By now, we have processed the data, briefly glanced over the data structure, and generated the basic word cloud showing the frequently-appeared words. Now, what we are interested is that how we find the connection between words? Are there any similarities within the words? And how we could find people’s probable interest given some triggers of his/her happiness. Here, we would use the package word2vec to carry out our works.
dat_vec <- dat
set.seed(4243)
model1 <- word2vec(x = dat_vec$text, dim = 15, iter = 20)
Now, we have the model1 trained for embedding. Than we could try to type in words we are interested in and find their nearest words. For instance, I am quite interested in game and basketball and wondering the similar things that could make me happy as well.
embed <- predict(model1, c("game", "basketball"), type = "nearest", top_n = 10)
embed
## $game
## term1 term2 similarity rank
## 1 game franchise 0.9045113 1
## 2 game league 0.9023066 2
## 3 game hockey 0.9016669 3
## 4 game football 0.8996831 4
## 5 game fifa 0.8943493 5
## 6 game gt 0.8917541 6
## 7 game baseball 0.8864343 7
## 8 game hearthstone 0.8861898 8
## 9 game ii 0.8798506 9
## 10 game gamer 0.8745061 10
##
## $basketball
## term1 term2 similarity rank
## 1 basketball baseball 0.9707909 1
## 2 basketball cubs 0.9377135 2
## 3 basketball beat 0.9207459 3
## 4 basketball hockey 0.9204223 4
## 5 basketball defeated 0.9136161 5
## 6 basketball championship 0.9119426 6
## 7 basketball ping 0.9061303 7
## 8 basketball guild 0.9041461 8
## 9 basketball champions 0.8999110 9
## 10 basketball football 0.8979672 10
The above list 20 other things that could probably make me feel happy given that I am a game fan and a basketball fan. I might try these things by myself.
Than, we could draw an interactive plot to help us map the words we are interested in.
model2 <- word2vec(x = dat_vec$text, dim = 15, iter = 20)
embed_plot <- as.matrix(model2)
viz <- umap(embed_plot, n_neighbors = 15, n_threads = 2)
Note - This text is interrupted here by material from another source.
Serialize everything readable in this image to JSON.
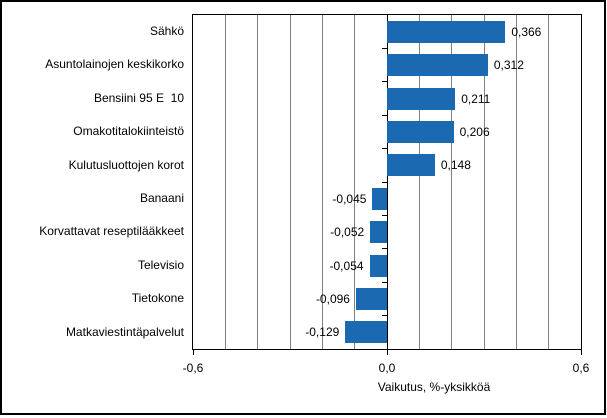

df_tmp <- data.frame(word = rownames(viz),
x = viz[, 1], y = viz[, 2],
stringsAsFactors = FALSE)
plot_ly(df_tmp, x = ~x, y = ~y, type = "scatter",
mode = 'text', text = ~word)
This graph looks quite messy, but we could put the pointer in the points we want to see the words.
We all know that there is a famous analogy that: \[king-man+women=queen\] Similarly, we want to know the most probable triggers of happiness for a person with friends likes to play game but does not like basketball. What we need to do is to predict the final position and find the nearest words around it.
tmp <- predict(model2, newdata =
c('friend','game','basketball'),
type = 'embedding')
tmp_form <- tmp['friend',] + tmp['game',] - tmp['basketball',]
predict(model2, newdata = tmp_form,
type = "nearest", top_n = 10)
## term similarity rank
## 1 iave 0.9998181 1
## 2 hey 0.9986129 2
## 3 internet 0.9983231 3
## 4 parents 0.9981050 4
## 5 mine 0.9974617 5
## 6 iaam 0.9971441 6
## 7 human 0.9965062 7
## 8 friendship 0.9963590 8
## 9 hard 0.9950250 9
## 10 imagine 0.9940613 10
Below we have conducted several analysis based on the HappyDB. However, here are still some more works that could be done remaining. For instance, we could generate a Neural Network by limiting the minimum occurrence of words to reduce the complexity. We could use it to determine to whom the input triggers most likely to belong.